Charade is one of the most enjoyable films of the 1960’s. This film has everything. There’s two of the classic eras greatest stars at their best, thrills, romance, twists, deception, interesting and likeable characters, a cracking score and plenty of comedy.
Charade is directed by Stanley Donen, the man who brought us what is possibly the greatest musical, Singin’ In The Rain.)If you only know Donen from that film, then I think you will be in for quite a surprise with this one.
A perfect blend of romance, thrills, suspense and comedy, Charade has some dark moments too(two of the murders are pretty disturbing, despite not being overly graphic)and a suspenseful rooftop fight sequence. It also keeps you guessing until the last few minutes as to the identity/allegiance of two key characters.
Reggie Lambert(Audrey Hepburn)is in the process of divorcing her husband Charles. Reggie is dismayed to learn he has been killed and all their money is gone. Five men soon enter her life who all want something that Charles had in his possession when he died. They all claim it is worth a lot of money and it is vital that it is found. Reggie also learns quite a few things about her husband that she had previously not known.
George Kennedy, Ned Glass and James Coburn play Scobie, Tex and Gideion, three former friends of Charles, who are all convinced Reggie has what they are after. Walter Matthau is Bartholomew, an American agent who is also after the mysterious item claiming it is vital that the US government gets it before the other three men(who only want it for the money it will bring.)
Cary Grant is Peter Joshua, a mysterious man of many aliases who appears to be Reggie’s only friend and hope in all of this, but is he who he claims to be? Just who is telling the truth, and can Reggie trust any of them?Peter and Reggie find themselves falling in love which further complicates matters.
I wish Grant and Hepburn had made more films together after this, they make such a terrific screen team. Their romantic scenes are tender, funny and believable, they make you feel for their characters and look like they are having a great deal of fun. They also make their characters quite emotionally vulnerable at times, especially during scenes where their mutual attraction is developing.

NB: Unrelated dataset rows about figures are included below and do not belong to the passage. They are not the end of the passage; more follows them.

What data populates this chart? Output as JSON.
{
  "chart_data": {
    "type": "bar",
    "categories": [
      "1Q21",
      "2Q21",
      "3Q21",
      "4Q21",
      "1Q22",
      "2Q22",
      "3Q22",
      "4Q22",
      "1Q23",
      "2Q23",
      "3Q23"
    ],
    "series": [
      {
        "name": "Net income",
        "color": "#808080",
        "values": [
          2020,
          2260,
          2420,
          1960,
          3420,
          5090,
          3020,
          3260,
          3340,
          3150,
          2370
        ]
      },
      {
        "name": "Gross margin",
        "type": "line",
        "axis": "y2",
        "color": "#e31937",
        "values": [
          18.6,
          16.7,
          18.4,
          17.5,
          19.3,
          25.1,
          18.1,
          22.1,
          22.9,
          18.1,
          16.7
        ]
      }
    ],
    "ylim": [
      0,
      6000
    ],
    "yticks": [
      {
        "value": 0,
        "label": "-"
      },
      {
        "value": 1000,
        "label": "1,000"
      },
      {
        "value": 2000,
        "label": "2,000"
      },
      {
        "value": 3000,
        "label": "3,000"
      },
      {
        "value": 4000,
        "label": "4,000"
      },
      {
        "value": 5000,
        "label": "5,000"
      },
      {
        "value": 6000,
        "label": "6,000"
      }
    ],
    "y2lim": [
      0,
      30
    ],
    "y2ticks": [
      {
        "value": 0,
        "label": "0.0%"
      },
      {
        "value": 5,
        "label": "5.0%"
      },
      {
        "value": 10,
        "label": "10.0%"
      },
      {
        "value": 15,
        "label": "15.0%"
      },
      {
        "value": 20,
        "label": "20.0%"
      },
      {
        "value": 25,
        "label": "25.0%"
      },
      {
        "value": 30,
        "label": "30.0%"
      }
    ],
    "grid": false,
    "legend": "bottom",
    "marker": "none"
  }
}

This is one of my favourite films and is one I return to quite often. It cheers me up if I’m feeling down. The twists and turns are still effective even though I know what’s coming. There is some great location work too. Does anyone know the location of the ski resort?
My favourite scenes are the following. Peter taking a shower fully dressed, the scene on the boat between Peter and Reggie after she gets suspicious of him, the opening at the ski resort, the orange game at the club, Reggie and Bartholomew discussing her skill as a potential spy, Reggie trying to follow Peter and not get noticed and pretty much every scene featuring Cary and Audrey together.
Grant is at his most suave and funny here, and despite the age gap between him and Audrey you don’t really notice it as you do with Audrey and Gary Cooper(in Love In The Afternoon). Audrey gets a mix of comic and serious moments in this and excels at each, she really makes you feel for her character.
The rest of the cast are all superb, George Kennedy is extremely menacing, Glass is seemingly unthreatening, when his character is anything but, and Coburn is like a deadly snake waiting to strike. We get to see Matthau in a rare serious role and he has a brilliant serious expression during comic scenes.
Henry Mancini’s music is the perfect accompaniment to the action and romance on screen.
I don’t know about anyone else, but I think the park(with the market and Punch and Judy show)looks like the one featured in How To Steal A Million, has anyone noticed the similarity? Does anyone know the real location used?
Any other fans? I’d love to hear your thoughts on this one. If you’ve never seen it, I highly recommend it.